Here are the sea level pressure forecasts starting at 5 PM tonight through 5 PM tomorrow. As the low moves eastward, the north-south pressure differences will increase and the winds over Puget Sound should crank up. And big waves will be striking our coast--right now they are 25-30 feet and they will get higher.

Here is a great web site showing coastal cams and providing a wonderful interface to buoy and coastal reports:

http://www.surfwa.org/Surf-Report-WA-OR-BC.html



And finally the rain. A few of you complained that the rain was a disappointment. But check out the 48-h rainfall total from Seattle rainwatch below. A band of 1-2 inches across the Sound with some places near the Olympics getting 3-4 inches. An an amazing rain shadow NW of the Olympics...nearly dry there. Want HUGE rainfall...head to northern CA...bet that will be on the news tomorrow.

9 comments:

LorbeerTLC said...

How on Earth could anyone be bored being a meteorologist (well, with the exception of possibly summer)? What a fascinating occupation. A job where you actually look forward coming into work.
I always enjoy reading your blogs, Cliff!

Brad said...

We drove to Westport yesterday (from Seattle) just to see the wave action. Large (20'+) waves breaking over the marina jetty at 2 pm high tide and seawater running down the main street. Lots of worried City and Corps folks out watching the water run down the street; scary to imagine another 8 - 10 ' of wave height today.

smokejumper said...

Here are some cams of the Columbia Bar. The waves don't look to impressive but the camera is mounted on the North Head lighthouse. The Benson beach cams shows the jetty and the Columbia Bar in the horizon.

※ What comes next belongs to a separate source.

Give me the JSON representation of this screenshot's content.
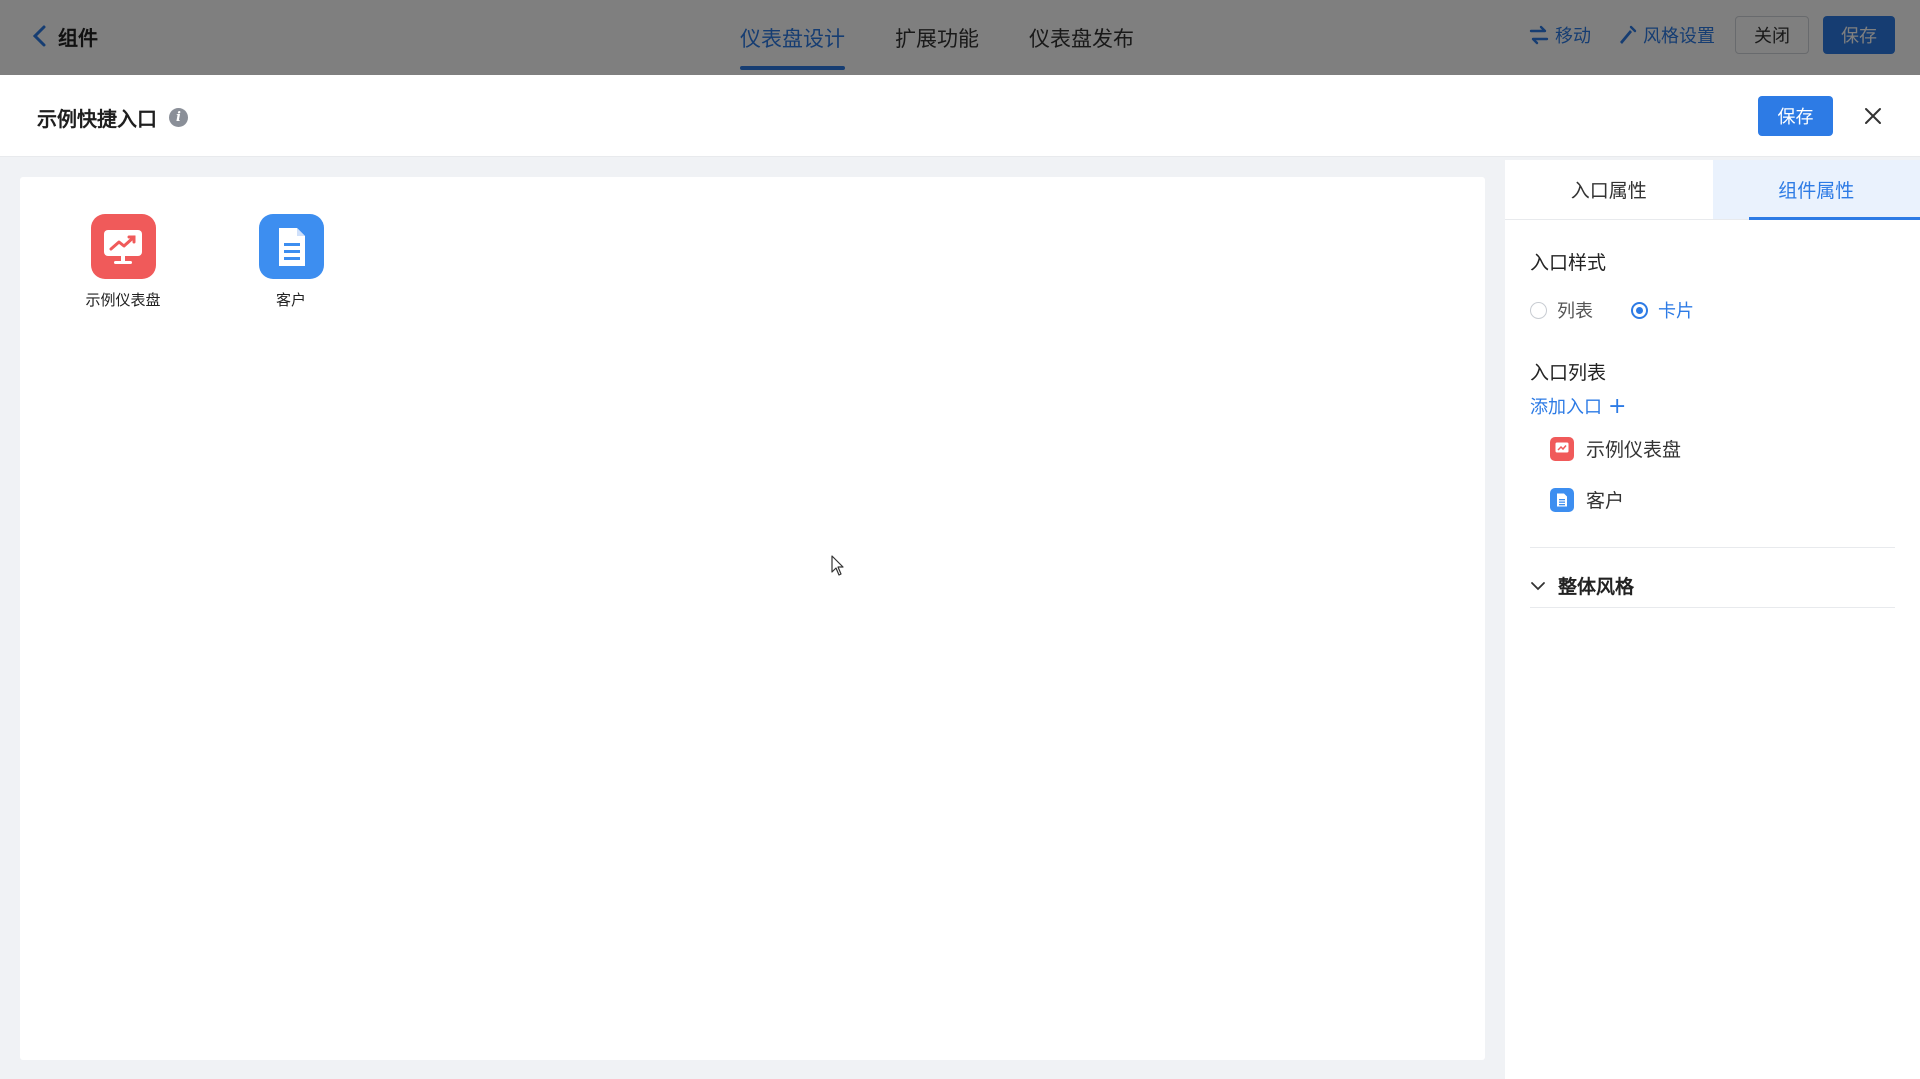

http://www.planetargus.com/north_head/

John Franklin said...

In order to argue for the benefits of coastal radar, I would love to be able to tell people how the presence of coastal radar would have changed the prediction and/or response to this past weekend's storm. Would love it if Cliff (or anyone else) could provide that. Would be a good election-season selling point for the benefits of earmarks.

Dan McShane said...

I was working between Quilcene and Port Townsend, Dry all dat and even a fair bit of sun.

windlover said...

Cliff ~ The NWS is talking about another "active" pattern after Wednesday....What do you think about this and how active might it be? Also...why are they saying it might be windy in the East Puget Sound Lowlands on Wednesday? That's my zone.

RobbyRob said...

I am guessing there will be high pressure over eastern washington on Wednesday with lower pressure off the coast causing a pressure difference. It is about the time of year when we start getting our breezy to windy days in the foothills.

Karin Corbin said...

No mention of the fact we have not yet had a hard frost? I don't recall an October when the last week of the month has had so little in the way of fall color.

Travis said...

Hmmm. I think that NOAA buoy data is flawed!!! (AND HAS BEEN AWHILE) That late Oct. swell report of 35' to 40' wasn't even 1/2 that! We went to Neah Bay (surfing) and got skunked. 3 days in a row! Searched the whole coast. It's like someone is having fun watching surfboards head west!